Dalam benak buruh Cina tertanam logika bahwa mereka harus efisien dan produktif agar bisa hidup layak. Bila tidak produktif, mereka akan mati. Ini masalah survival. Ada anggapan umum mengenai karakter bahwa penduduk negara 4 musim lebih tinggi determinasinya dibandingkan penduduk negara 2 musim. Apalagi dibandingkan dengan Indonesia, negara dengan kekayaan alam yang melimpah. Seorang tuna wisma di New York misalkan, bisa kelaparan dan dan mati kedinginan hanya dalam hitungan jam saat salju turun, bila gagal menemukan penghangat tubuh atau tempat berlindung. Indonesia memiliki musim yang bersahabat dan kekayaan alam yang melimpah. Etos kerja negara 4 musim pun lebih keras dibandingkan negara 2 musim. Di Cina, Anda akan menemukan pekerja-pekerja paling determinan di dunia. Terlepas dari masalah bahwa mereka diperas oleh negara dan pengusaha.

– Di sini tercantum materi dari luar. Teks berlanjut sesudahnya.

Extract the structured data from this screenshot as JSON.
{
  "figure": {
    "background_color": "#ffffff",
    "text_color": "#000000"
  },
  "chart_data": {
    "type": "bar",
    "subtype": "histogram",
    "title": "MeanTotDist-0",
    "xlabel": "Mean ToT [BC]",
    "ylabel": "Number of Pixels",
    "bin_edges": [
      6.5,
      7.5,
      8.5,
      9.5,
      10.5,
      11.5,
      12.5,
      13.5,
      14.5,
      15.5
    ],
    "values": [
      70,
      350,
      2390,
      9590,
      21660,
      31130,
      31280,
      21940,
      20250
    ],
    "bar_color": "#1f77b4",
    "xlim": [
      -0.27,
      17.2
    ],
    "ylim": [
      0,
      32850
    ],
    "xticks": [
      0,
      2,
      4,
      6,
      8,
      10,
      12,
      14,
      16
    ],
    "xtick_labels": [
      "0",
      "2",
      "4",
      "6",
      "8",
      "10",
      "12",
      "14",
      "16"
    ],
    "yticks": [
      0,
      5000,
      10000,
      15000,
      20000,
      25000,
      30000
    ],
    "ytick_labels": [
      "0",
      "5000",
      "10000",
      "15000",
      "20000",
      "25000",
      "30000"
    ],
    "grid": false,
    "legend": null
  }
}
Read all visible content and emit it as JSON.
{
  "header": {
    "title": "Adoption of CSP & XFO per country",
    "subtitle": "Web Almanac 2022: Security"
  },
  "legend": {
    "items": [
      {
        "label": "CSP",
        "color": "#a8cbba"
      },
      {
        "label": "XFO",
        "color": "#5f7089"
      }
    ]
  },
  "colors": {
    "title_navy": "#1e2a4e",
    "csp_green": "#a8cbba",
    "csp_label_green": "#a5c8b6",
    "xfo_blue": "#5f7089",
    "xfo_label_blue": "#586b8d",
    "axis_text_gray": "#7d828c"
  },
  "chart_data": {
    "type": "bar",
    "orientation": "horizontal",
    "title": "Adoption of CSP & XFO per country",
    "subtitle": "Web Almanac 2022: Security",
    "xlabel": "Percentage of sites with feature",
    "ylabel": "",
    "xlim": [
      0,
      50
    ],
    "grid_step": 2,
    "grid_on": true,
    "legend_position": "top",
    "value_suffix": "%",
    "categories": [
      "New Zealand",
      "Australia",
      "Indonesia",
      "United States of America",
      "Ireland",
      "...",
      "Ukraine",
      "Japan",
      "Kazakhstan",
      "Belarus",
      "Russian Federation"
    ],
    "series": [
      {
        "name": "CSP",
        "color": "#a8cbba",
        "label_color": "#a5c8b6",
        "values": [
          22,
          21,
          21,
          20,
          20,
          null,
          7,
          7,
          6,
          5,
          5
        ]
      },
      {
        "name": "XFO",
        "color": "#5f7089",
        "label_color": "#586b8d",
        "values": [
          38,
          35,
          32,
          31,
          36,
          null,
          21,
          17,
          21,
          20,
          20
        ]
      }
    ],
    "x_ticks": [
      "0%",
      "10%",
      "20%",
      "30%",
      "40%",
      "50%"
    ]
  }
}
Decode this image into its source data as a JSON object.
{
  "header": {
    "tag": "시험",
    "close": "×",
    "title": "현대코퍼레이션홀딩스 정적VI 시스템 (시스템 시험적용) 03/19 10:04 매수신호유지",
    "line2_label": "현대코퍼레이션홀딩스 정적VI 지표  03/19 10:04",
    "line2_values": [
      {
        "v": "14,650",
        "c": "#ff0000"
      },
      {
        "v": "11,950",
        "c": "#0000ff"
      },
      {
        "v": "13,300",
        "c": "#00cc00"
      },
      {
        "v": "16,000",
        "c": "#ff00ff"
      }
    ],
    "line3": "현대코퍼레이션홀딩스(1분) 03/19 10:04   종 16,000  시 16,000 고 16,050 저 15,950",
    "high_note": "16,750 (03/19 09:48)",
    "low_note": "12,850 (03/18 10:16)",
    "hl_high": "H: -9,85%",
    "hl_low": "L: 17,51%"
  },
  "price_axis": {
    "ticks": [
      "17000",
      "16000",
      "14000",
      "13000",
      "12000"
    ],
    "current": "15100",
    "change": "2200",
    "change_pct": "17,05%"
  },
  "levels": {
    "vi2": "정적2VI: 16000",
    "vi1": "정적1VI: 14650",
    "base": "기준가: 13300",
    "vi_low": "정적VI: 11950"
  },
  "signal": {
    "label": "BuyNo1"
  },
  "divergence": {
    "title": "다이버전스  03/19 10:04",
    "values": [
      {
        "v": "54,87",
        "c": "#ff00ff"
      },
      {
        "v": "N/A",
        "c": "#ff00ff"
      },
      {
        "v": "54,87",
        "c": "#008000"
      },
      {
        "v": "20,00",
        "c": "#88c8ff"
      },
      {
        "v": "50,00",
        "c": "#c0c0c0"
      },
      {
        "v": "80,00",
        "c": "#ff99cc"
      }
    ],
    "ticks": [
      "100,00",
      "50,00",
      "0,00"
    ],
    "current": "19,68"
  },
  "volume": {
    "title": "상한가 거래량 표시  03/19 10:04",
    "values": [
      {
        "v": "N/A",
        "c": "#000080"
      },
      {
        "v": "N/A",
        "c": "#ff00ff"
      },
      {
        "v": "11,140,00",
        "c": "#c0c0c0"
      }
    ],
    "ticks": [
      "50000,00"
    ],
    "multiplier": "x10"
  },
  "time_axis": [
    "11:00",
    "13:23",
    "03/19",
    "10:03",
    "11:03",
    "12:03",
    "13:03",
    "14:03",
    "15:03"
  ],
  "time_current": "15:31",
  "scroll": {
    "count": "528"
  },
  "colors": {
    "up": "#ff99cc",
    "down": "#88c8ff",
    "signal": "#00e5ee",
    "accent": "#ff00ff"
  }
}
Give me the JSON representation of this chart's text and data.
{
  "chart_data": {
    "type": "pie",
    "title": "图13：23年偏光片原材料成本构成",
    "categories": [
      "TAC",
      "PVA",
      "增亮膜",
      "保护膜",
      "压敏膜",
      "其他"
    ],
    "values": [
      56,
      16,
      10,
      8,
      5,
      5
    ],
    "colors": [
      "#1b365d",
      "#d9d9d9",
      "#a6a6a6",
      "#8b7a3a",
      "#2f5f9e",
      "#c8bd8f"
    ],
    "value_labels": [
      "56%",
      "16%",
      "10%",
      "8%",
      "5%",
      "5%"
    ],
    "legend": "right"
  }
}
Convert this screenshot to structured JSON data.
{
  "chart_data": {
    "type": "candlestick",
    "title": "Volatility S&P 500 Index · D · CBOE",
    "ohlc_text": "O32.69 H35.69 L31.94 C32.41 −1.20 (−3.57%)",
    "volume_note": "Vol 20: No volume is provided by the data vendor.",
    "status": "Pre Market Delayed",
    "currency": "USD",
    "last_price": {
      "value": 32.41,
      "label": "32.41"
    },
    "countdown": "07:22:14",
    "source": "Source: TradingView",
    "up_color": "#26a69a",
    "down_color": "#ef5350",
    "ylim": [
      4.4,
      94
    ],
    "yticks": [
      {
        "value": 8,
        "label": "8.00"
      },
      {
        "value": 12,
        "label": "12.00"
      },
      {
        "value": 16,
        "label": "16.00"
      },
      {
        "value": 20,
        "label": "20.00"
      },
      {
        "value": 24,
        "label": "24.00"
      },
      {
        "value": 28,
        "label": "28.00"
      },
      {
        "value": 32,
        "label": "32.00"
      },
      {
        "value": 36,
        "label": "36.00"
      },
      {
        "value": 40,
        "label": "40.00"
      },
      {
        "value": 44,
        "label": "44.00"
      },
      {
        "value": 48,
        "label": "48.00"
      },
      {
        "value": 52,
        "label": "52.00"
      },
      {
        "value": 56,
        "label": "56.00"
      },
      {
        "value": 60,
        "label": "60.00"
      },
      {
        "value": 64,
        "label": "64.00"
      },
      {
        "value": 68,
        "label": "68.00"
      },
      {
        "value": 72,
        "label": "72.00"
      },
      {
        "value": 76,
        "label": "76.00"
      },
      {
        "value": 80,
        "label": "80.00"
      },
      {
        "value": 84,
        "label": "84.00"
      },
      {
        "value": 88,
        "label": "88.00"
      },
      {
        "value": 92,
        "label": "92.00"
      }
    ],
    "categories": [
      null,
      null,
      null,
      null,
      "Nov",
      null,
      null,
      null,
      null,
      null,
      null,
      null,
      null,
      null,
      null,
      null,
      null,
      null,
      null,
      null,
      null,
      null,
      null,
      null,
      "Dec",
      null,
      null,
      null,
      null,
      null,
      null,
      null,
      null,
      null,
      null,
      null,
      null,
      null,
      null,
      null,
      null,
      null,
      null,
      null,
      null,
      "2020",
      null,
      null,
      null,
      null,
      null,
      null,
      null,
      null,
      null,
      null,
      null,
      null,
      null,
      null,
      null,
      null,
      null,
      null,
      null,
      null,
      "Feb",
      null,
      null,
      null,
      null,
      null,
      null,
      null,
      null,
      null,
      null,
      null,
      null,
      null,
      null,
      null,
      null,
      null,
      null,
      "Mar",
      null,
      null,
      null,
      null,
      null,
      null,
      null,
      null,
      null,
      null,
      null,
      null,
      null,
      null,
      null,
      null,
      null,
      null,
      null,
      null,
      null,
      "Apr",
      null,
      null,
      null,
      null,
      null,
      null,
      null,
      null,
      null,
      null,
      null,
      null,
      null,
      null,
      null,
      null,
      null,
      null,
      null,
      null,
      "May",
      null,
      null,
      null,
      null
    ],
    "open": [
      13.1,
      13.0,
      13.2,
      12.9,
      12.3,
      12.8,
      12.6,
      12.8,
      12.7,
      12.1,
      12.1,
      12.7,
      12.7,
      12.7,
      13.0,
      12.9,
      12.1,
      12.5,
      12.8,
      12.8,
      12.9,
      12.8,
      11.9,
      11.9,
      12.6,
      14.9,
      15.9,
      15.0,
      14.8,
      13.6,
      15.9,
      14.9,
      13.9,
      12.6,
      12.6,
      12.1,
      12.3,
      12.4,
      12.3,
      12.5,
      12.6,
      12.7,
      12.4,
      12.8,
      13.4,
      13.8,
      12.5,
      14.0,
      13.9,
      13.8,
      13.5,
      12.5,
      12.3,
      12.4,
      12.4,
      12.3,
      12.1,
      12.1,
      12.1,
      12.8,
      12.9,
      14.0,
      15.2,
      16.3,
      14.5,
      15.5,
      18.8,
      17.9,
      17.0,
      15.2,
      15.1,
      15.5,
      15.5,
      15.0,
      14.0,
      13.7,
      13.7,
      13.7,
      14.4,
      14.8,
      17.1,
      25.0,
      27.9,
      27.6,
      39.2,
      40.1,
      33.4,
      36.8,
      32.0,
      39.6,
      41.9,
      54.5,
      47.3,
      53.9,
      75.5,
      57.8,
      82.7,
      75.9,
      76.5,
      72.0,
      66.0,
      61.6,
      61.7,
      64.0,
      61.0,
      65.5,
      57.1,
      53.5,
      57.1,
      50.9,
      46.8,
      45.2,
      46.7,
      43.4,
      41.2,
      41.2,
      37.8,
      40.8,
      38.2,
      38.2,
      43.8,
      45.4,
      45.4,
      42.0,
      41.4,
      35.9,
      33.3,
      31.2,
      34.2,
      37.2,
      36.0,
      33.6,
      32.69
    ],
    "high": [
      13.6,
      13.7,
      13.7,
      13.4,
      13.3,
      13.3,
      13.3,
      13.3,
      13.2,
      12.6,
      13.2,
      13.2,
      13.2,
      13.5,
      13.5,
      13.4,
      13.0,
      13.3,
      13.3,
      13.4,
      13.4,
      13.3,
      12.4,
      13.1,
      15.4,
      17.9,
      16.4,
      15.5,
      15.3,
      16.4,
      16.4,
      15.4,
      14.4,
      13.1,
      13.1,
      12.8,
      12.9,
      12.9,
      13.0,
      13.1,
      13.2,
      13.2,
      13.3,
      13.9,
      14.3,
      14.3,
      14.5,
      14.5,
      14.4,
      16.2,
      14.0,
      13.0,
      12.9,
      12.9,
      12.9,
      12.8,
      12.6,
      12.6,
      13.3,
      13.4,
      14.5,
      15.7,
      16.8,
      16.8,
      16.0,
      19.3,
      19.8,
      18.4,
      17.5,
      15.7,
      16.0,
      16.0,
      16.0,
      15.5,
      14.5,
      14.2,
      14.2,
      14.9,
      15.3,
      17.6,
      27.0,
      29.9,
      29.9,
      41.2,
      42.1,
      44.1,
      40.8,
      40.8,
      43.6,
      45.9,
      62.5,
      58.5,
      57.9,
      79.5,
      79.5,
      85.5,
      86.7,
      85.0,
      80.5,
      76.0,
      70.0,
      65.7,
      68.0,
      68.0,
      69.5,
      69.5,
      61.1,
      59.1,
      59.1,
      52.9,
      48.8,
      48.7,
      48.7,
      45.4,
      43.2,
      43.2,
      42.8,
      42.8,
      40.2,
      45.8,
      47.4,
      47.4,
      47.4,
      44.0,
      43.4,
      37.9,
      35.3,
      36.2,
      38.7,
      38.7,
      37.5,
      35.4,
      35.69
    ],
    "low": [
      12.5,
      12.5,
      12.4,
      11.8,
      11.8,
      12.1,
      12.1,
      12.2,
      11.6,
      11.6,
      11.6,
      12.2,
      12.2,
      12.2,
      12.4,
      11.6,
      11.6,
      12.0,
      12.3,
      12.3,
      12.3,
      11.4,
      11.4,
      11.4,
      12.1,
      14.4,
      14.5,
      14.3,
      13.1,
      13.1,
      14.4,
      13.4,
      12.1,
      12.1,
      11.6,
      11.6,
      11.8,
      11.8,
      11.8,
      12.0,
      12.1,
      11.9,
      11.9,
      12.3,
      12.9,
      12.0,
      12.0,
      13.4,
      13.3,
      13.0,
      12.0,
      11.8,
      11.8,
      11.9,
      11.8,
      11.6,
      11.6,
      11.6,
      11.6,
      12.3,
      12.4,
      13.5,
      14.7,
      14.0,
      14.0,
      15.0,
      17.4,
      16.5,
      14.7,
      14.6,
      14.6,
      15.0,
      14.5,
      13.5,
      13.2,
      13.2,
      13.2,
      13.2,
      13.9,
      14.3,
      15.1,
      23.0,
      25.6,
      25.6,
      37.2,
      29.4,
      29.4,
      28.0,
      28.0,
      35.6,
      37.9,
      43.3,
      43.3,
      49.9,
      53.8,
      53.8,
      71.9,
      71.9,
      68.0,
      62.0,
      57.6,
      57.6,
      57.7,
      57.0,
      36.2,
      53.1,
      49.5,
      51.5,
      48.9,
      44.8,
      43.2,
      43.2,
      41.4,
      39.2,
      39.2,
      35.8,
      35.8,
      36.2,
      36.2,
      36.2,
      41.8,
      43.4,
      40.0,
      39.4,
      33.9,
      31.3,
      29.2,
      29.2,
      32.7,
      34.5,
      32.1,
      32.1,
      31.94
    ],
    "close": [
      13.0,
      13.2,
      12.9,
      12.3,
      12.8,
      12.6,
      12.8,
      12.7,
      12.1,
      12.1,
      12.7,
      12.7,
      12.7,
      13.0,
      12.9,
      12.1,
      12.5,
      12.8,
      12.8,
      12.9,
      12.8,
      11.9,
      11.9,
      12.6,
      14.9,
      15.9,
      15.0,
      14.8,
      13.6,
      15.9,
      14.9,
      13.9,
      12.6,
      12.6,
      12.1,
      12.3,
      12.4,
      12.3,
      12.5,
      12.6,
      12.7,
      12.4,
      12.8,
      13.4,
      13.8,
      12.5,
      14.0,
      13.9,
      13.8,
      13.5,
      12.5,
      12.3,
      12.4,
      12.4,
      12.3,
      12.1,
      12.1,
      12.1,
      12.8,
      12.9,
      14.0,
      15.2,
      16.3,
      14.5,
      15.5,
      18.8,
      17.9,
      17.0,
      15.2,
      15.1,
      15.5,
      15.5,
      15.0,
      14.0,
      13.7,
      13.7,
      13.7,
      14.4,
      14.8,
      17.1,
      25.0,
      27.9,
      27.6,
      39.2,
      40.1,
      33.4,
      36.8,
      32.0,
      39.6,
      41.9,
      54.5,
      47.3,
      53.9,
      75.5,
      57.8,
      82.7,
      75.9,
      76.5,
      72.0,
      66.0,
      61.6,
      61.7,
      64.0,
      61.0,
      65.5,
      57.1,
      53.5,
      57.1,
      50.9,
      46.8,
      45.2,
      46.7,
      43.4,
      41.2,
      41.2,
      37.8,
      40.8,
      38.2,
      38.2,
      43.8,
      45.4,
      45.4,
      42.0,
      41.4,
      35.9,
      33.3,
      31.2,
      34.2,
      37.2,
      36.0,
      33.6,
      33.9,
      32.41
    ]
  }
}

Ya, ironis bahwa mereka diperas oleh korporasi pemerintah dan pengusaha. Pekerja Cina bekerja seperti kesurupan, siang malam, tapi digaji sangat kecil. Pengusaha yang ambil untung, ditambah insentif ekspor dari pemerintah. Ambisi pertumbuhan ekonomi dari Cina melenyapkan nilai yang lain, yaitu etika. Mengapa produk Cina begitu murah? Karena mereka tidak menyertakan etika dalam membangun ekonomi. Mereka memperlakukan buruh seperti robot, padahal tinggal di negara komunis yang seharusnya buruh berkuasa dan sejahtera. Pekerja banting tulang dengan gaji rendah, bilamana tidak puas dengan yang diterima, ratusan orang sudah mengantre menggantikan posisi mereka. Cina berdagang tapi tidak peduli dengan konsumen. Atas nama profit, mereka mencampur susu dengan melamin yang beracun. Mereka menggunakan cat berbahan timbal untuk produk mainan anak-anak, yang bisa merusak syaraf dan otak anak-anak yang menghirupnya. Mereka sering mencuri desain dan tak peduli hak cipta. Jangan berpikir tentang tanggung jawab terhadap konsumen dan layanan purna jual, masalah spesifikasi produk saja sering berbohong.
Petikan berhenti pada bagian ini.